Bei den Zahlungsverpflichtungen, die die ehemalige Vermieterin gegenüber der Klägerin für die von ihr - der ehemaligen Vermieterin - aufgewandten Räumungs- und Einlagerungskosten geltend macht, handelt es sich zwar um Verpflichtungen, die sich zumindest mittelbar aus dem Mietvertrag für die frühere Wohnung ergeben. Es sind Kosten, die einerseits durch die Inbesitznahme aufgrund der Beendigung des Mietverhältnisses und den daraus resultierenden Herausgabeanspruch nach § 546 Abs. 1 Bürgerliches Gesetzbuch (BGB) und andererseits durch das nach Maßgabe der §§ 562, 562b, 1215,1216, 1228, 1233 BGB geltend gemachte und ausgeübte Vermieterpfandrecht entstanden sind. Dabei erstreckt sich der nach den Vorschriften der Geschäftsführung ohne Auftrag zu bestimmende Verwendungsersatz nach § 1216 Satz 1 BGB auch auf Kosten der Lagerung. Gemein ist diesen Kosten aber, dass sie nicht dem Erhalt, der Bewohnbarkeit oder dem geordneten Einzug in eine Wohnung und damit nicht dem Teil der Existenzsicherung dienten, der mit Ansprüchen nach § 22 SGB II abgedeckt wird (vgl insoweit BSG, Urteil vom 6. Oktober 2011 - B 14 AS 152/10 R = SozR 4-4200 § 22 Nr 49 Rn 17). Denn die Kosten sind nur dadurch entstanden, dass die Klägerin trotz der Beendigung des Mietverhältnisses und des mehrfach gewährten Vollstreckungsschutzes ihre frühere Wohnung nicht räumte, sondern die Räumung zwangsweise vom Gerichtsvollzieher durchgesetzt werden musste. Damit sind diese Kosten aber zugleich auch nicht als "angemessen" iSv § 22 Abs. 1 Satz 1 SGB II anzusehen.

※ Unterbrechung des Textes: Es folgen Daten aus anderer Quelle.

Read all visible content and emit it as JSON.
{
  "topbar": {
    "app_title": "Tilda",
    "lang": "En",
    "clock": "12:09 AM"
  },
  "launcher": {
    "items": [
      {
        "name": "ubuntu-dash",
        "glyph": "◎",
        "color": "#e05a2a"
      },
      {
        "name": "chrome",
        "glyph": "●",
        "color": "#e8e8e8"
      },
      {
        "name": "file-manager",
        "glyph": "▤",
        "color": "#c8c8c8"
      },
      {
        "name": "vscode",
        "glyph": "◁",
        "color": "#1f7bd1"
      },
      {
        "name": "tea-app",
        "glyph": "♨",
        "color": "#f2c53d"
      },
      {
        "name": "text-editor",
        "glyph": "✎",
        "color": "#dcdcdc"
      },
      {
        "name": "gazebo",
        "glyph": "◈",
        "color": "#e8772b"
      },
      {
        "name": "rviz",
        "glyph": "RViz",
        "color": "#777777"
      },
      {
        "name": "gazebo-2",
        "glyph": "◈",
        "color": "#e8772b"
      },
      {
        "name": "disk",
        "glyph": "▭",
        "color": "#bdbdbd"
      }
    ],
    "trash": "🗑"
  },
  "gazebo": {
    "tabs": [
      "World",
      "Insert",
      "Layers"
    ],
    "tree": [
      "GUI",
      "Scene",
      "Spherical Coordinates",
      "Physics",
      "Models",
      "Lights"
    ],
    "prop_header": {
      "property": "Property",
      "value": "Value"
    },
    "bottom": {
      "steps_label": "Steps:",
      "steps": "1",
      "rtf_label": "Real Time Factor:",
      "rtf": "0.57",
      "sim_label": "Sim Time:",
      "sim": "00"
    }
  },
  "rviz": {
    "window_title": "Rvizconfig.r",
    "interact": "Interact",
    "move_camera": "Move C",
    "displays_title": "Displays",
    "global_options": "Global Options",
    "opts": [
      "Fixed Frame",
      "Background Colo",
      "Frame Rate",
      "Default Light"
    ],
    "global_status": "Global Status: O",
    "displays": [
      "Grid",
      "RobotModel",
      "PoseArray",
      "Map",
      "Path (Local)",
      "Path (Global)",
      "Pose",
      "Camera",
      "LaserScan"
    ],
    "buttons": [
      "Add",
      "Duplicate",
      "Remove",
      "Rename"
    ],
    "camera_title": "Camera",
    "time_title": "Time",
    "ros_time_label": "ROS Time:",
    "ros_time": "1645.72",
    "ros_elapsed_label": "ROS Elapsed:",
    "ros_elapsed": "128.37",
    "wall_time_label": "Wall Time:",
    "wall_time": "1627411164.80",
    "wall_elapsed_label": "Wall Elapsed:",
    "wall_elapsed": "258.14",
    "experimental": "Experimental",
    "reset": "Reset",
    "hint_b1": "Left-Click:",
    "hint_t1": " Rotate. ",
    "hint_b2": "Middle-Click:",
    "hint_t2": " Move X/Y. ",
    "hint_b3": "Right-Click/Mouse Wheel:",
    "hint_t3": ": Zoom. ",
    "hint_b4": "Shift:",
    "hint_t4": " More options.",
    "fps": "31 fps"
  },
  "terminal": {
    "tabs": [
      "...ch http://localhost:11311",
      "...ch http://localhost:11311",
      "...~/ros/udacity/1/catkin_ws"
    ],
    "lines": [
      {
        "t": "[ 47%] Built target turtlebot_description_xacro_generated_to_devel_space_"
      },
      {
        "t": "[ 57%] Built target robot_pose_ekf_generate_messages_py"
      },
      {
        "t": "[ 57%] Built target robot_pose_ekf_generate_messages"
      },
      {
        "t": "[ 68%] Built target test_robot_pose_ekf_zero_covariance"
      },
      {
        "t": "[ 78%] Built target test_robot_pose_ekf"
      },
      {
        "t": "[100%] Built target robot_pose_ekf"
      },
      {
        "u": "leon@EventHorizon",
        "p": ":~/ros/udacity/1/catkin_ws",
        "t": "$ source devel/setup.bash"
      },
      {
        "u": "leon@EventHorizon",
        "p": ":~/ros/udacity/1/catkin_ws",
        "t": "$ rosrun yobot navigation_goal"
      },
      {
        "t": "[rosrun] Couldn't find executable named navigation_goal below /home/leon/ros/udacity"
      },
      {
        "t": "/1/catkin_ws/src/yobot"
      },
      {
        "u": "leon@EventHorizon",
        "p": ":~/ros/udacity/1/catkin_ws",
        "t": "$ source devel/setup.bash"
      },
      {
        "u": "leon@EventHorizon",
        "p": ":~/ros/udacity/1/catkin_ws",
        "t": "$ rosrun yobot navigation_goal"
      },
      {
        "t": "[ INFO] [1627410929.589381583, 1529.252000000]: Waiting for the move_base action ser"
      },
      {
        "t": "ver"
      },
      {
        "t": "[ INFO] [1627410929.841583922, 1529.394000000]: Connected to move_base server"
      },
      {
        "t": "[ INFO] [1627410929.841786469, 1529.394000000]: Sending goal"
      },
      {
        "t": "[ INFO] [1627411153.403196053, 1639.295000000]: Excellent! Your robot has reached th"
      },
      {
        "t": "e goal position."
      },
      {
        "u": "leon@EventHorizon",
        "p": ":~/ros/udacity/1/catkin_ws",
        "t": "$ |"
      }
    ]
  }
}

Weitere Anspruchsgrundlagen sind nicht ersichtlich. Die Regelleistungen wurden der Klägerin durchweg in vollem Umfang bewilligt. Da die Kosten auch nicht der Sicherung der Unterkunft dienten, scheidet auch ein Anspruch nach § 22 Abs. 8 SGB II aus. Eine vergleichbare Notlage lag ebenfalls nicht vor. Denn die Unterkunft der Klägerin war auch nach der Räumung in der Kriseneinrichtung gesichert und wurde von dem Beklagten in vollem Umfang finanziert. Die tatbestandlichen Voraussetzungen für die Gewährung von Leistungen für Mehrbedarfe nach § 21 Abs. 6 SGB II (kein "laufender" Bedarf iS der Vorschrift) bzw für die abweichende Erbringung von Leistungen nach § 24 Abs. 1 bzw 3 SGB II (kein "unabweisbarer Bedarf" bzw keine "Erstausstattung") sind nicht erfüllt. Letztlich begehrt die Klägerin die Übernahme einer allgemeinen Schuldentilgung, die nicht Aufgabe der Grundsicherungsleistungen nach dem SGB II sein kann.

Die Kostenentscheidung beruht auf der entsprechenden Anwendung von § 193 SGG.

Gründe für eine Zulassung der Revision gemäß § 160 Abs. 2 Nrn. 1 oder 2 SGG liegen nicht vor.